Pfäffle ist der beste Beweis, dass Mountainbiken mehr ist als nur ein Ausdauersport. Erfolg bringt, was Spaß macht, lautet sein Erfolgsmotto. Er schult seine Koordination, indem er daheim im Garten die Slackline zwischen zwei Bäume spannt, er fährt Downhill-Rennen und jagt mit dem Four Cross Bike durch den Skaterpark. Wenn es andere im Januar in den Süden zieht, um Grundlagenkilometer zu sammeln, wühlt er sich in Crossrennen durch Schnee und knöcheltiefen Morast. Seine Begründung klingt einleuchtend: „Was bringt‘s mir, wenn ich vom Training aus Südafrika komme und es beim Saisonauftakt in Münsingen die dicksten Flocken schneit“, sagt er.

Pfäffle macht sein eigenes Ding, und er weiß auch genau warum. „Beim Cyclo-Cross zum Beispiel, lernst du, dich an höhere Kurvengeschwindigkeiten zu gewöhnen,“ klärt er auf. Dabei hätte er dies eigentlich gar nicht nötig. Er gilt als versierter Techniker, der auch schwierigstes Gelände beherrscht. Seine vielleicht wertvollste Gabe ist seine Intuition. „Den eigenen Weg zu finden, ist im Mountainbikesport der Schlüssel zum Erfolg“, meint Peter Schaupp. „Christian weiß genau, was er braucht. Der kommt auch zwei Wochen ohne Trainingsplan aus.“

Anders ginge es auch gar nicht, denn seine eigene Interpretation von Trainingslehre ist auch schlicht der Zeitnot geschuldet. Gerade hat er seine Ausbildung zum Industriemechaniker abgeschlossen. Mit einem Acht-Stunden-Arbeitstag ist er gegenüber vielen seiner Kontrahenten, die zur Schule gehen oder als Studenten ihre Arbeit freier einteilen können, klar im Nachteil. Würde er nicht bei den Eltern wohnen, die ihm im Alltag vieles abnehmen, wäre das alles nicht möglich. Der Sport steht im Vordergrund, deshalb muss auch die gemeinsame Wohnung mit Freundin Franziska noch warten. „Mit meinem Azubi-Gehalt wäre das momentan eh nicht drin“, meint Pfäffle.

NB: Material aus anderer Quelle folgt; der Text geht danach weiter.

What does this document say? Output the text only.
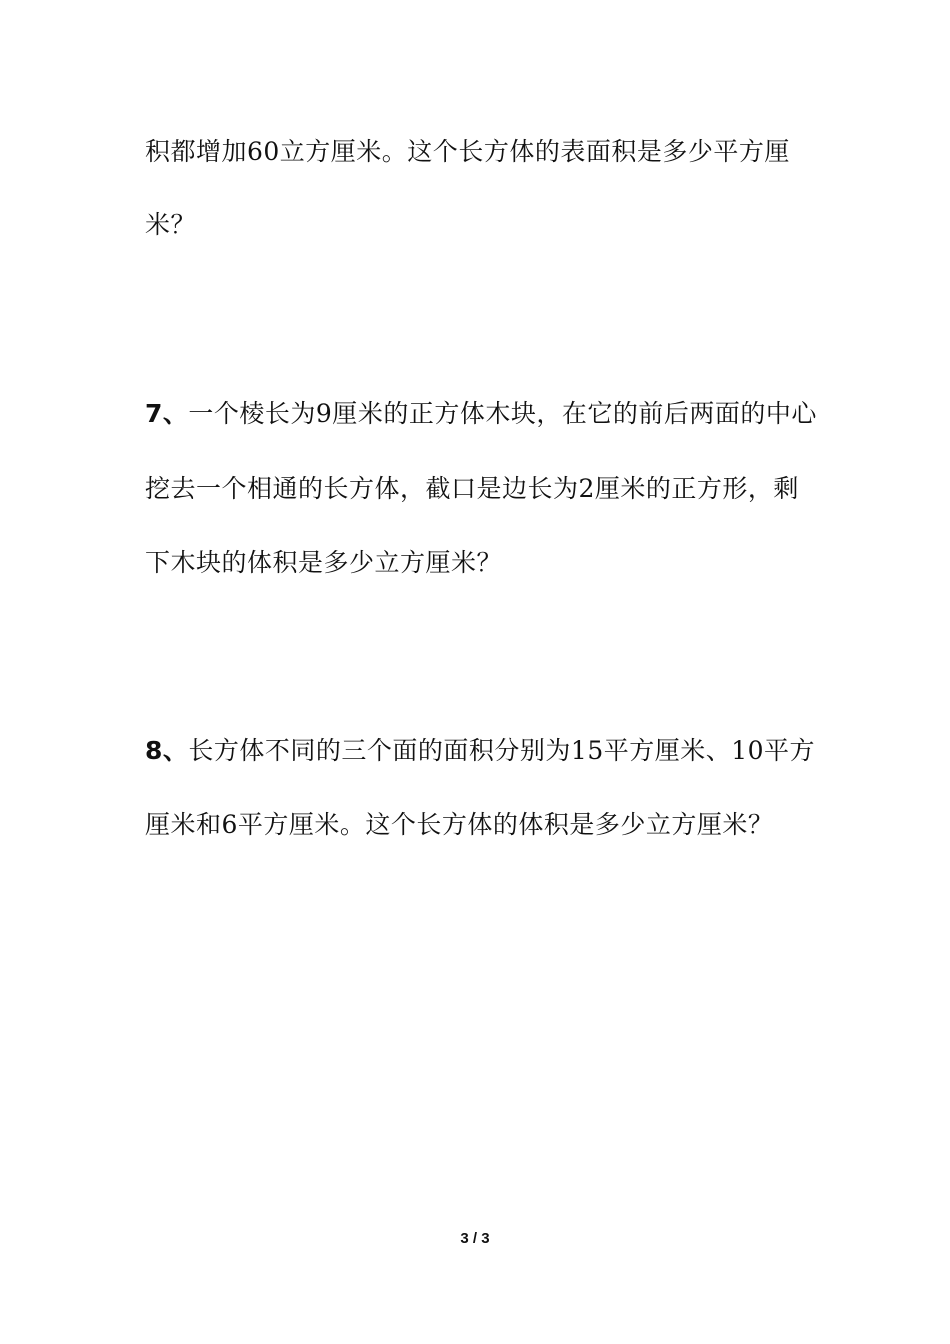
积都增加60立方厘米。这个长方体的表面积是多少平方厘
米？
7、一个棱长为9厘米的正方体木块，在它的前后两面的中心
挖去一个相通的长方体，截口是边长为2厘米的正方形，剩
下木块的体积是多少立方厘米？
8、长方体不同的三个面的面积分别为15平方厘米、10平方
厘米和6平方厘米。这个长方体的体积是多少立方厘米？
3 / 3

In diesem Jahr soll manches besser werden. Sein Team Rothaus-Poison Bikes formiert sich 2013 neu, er ist auf der Suche nach privaten Sponsoren, will sich im Sommer für die Sportfördergruppe der Bundeswehr bewerben und die Fachhochschulreife nachholen. Unterm Strich, so hofft er, wird dann mehr Zeit fürs Training bleiben. In den Ohren seiner Gegner muss das wie eine Drohung klingen.